Coolabah’s 38-person team uses up to 30 or 40 different quantitative bond pricing models to revalue all debt securities globally that we are comfortable trading. And these models explicitly seek to identify the presence of a price premium for different types of ESG securities, which we trade in Aussie dollars, US dollars and euros.
We estimate that in 2022 there was a total of $US50.6 trillion ($81 trillion) of government and bank/corporate bond issuance, of which about $US827 billion (1.7 per cent) were ESG securities. Since January 1, 2022, we have traded around $99 billion of sovereign, bank and corporate bonds, and associated credit derivatives. ESG securities have accounted for about 7 per cent of our physical credit trading.
What we know from hard-won experience is that there is definitely an ESG premium in some market sectors at certain times. The challenge is that this ESG premium is constantly changing. It can appear in striking form and then fade away for a variety of complicated reasons. And this tends to be a function of market volatility.
Allow me to provide some examples.
In the state government bond market, ESG bonds trade on a slightly tighter spread, or interest rate margin, than non-ESG securities. In 2023, this ESG premium has ranged between one and three basis points (0.01 per cent to 0.03 per cent). Yet there have been periods in the past when it has been significantly stronger.
If we instead look at, say, the major banks’ bonds issued in euros, we find an ESG premium worth about five basis points in interest rate margin terms (ie, they trade on lower spreads). Once again, this premium has fluctuated strikingly over time and can disappear completely.
Interestingly, the ESG premiums attracted by both state government bonds in Aussie dollars and major bank securities in euros were much bigger in mid-2022 when markets were especially turbulent. This could reflect investors choosing to hold on to these securities during the chaos (ie, expressing a preference for selling normal bonds without the benefit of an ESG demarcation).
Staying in euros, the senior-ranking ESG bonds issued by British and French banks have consistently commanded a five to six basis point premium in spread terms. Current ESG premiums are a little higher than this longer-term estimate.
Finally, the senior bonds issued by US banks in US dollars have experienced a rather different trajectory. Between mid-2020 and mid-2022, there was a fairly stable five to 10 basis point ESG premium in spread terms.

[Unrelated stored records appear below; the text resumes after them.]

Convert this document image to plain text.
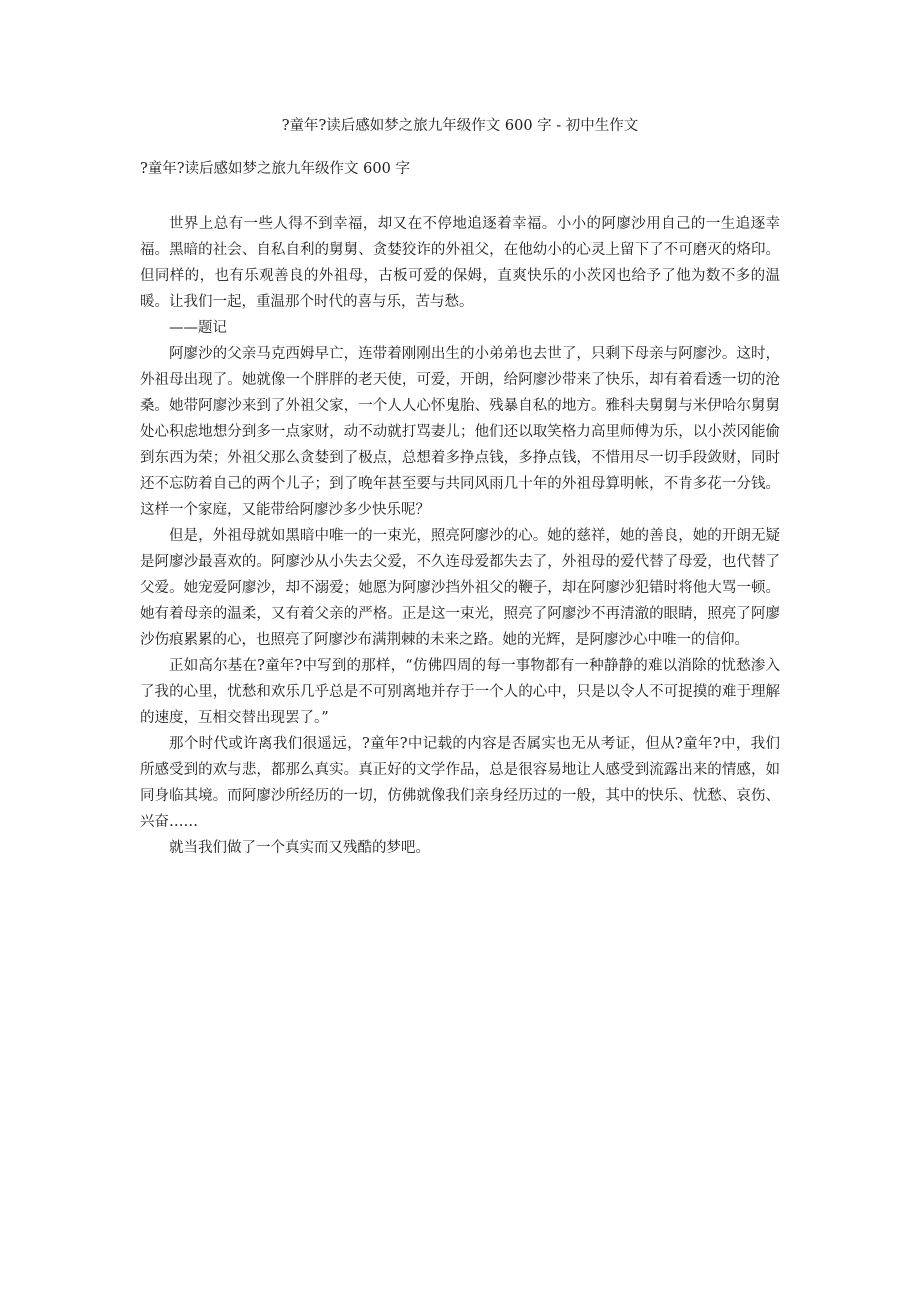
?童年?读后感如梦之旅九年级作文 600 字 - 初中生作文
?童年?读后感如梦之旅九年级作文 600 字

世界上总有一些人得不到幸福，却又在不停地追逐着幸福。小小的阿廖沙用自己的一生追逐幸福。黑暗的社会、自私自利的舅舅、贪婪狡诈的外祖父，在他幼小的心灵上留下了不可磨灭的烙印。但同样的，也有乐观善良的外祖母，古板可爱的保姆，直爽快乐的小茨冈也给予了他为数不多的温暖。让我们一起，重温那个时代的喜与乐，苦与愁。

——题记

阿廖沙的父亲马克西姆早亡，连带着刚刚出生的小弟弟也去世了，只剩下母亲与阿廖沙。这时，外祖母出现了。她就像一个胖胖的老天使，可爱，开朗，给阿廖沙带来了快乐，却有着看透一切的沧桑。她带阿廖沙来到了外祖父家，一个人人心怀鬼胎、残暴自私的地方。雅科夫舅舅与米伊哈尔舅舅处心积虑地想分到多一点家财，动不动就打骂妻儿；他们还以取笑格力高里师傅为乐，以小茨冈能偷到东西为荣；外祖父那么贪婪到了极点，总想着多挣点钱，多挣点钱，不惜用尽一切手段敛财，同时还不忘防着自己的两个儿子；到了晚年甚至要与共同风雨几十年的外祖母算明帐，不肯多花一分钱。这样一个家庭，又能带给阿廖沙多少快乐呢？

但是，外祖母就如黑暗中唯一的一束光，照亮阿廖沙的心。她的慈祥，她的善良，她的开朗无疑是阿廖沙最喜欢的。阿廖沙从小失去父爱，不久连母爱都失去了，外祖母的爱代替了母爱，也代替了父爱。她宠爱阿廖沙，却不溺爱；她愿为阿廖沙挡外祖父的鞭子，却在阿廖沙犯错时将他大骂一顿。她有着母亲的温柔，又有着父亲的严格。正是这一束光，照亮了阿廖沙不再清澈的眼睛，照亮了阿廖沙伤痕累累的心，也照亮了阿廖沙布满荆棘的未来之路。她的光辉，是阿廖沙心中唯一的信仰。

正如高尔基在?童年?中写到的那样，“仿佛四周的每一事物都有一种静静的难以消除的忧愁渗入了我的心里，忧愁和欢乐几乎总是不可别离地并存于一个人的心中，只是以令人不可捉摸的难于理解的速度，互相交替出现罢了。”

那个时代或许离我们很遥远，?童年?中记载的内容是否属实也无从考证，但从?童年?中，我们所感受到的欢与悲，都那么真实。真正好的文学作品，总是很容易地让人感受到流露出来的情感，如同身临其境。而阿廖沙所经历的一切，仿佛就像我们亲身经历过的一般，其中的快乐、忧愁、哀伤、兴奋……

就当我们做了一个真实而又残酷的梦吧。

Yet this has more recently disappeared, perhaps as a result of the turmoil in the US regional bank market.
Back in 2019 Coolabah published detailed academic research on whether companies with positive ESG rankings drove superior risk-adjusted excess returns (alpha) and/or reduced systematic market risk (beta) in global equity and bond markets. We quantified statistically significant alpha and beta benefits in Australian and US equities.
There were also ostensible beta gains in the case of bonds. But what we discovered is a strong relationship between ESG rankings and credit ratings, which makes intuitive sense when you think about it.
If a company has significant ESG risks, that should also bleed into their credit ratings. Once our models formally controlled for credit ratings, the beta-reduction benefits were no longer statistically significant.
Of course, since there are time-varying ESG premiums in bond markets, carefully quantifying them dynamically across all global securities using an array of different valuation methods can provide considerable investment benefits.
This is particularly true if these premiums are not captured by bond issuers in the form of lower interest rates when they sell these securities to their investors.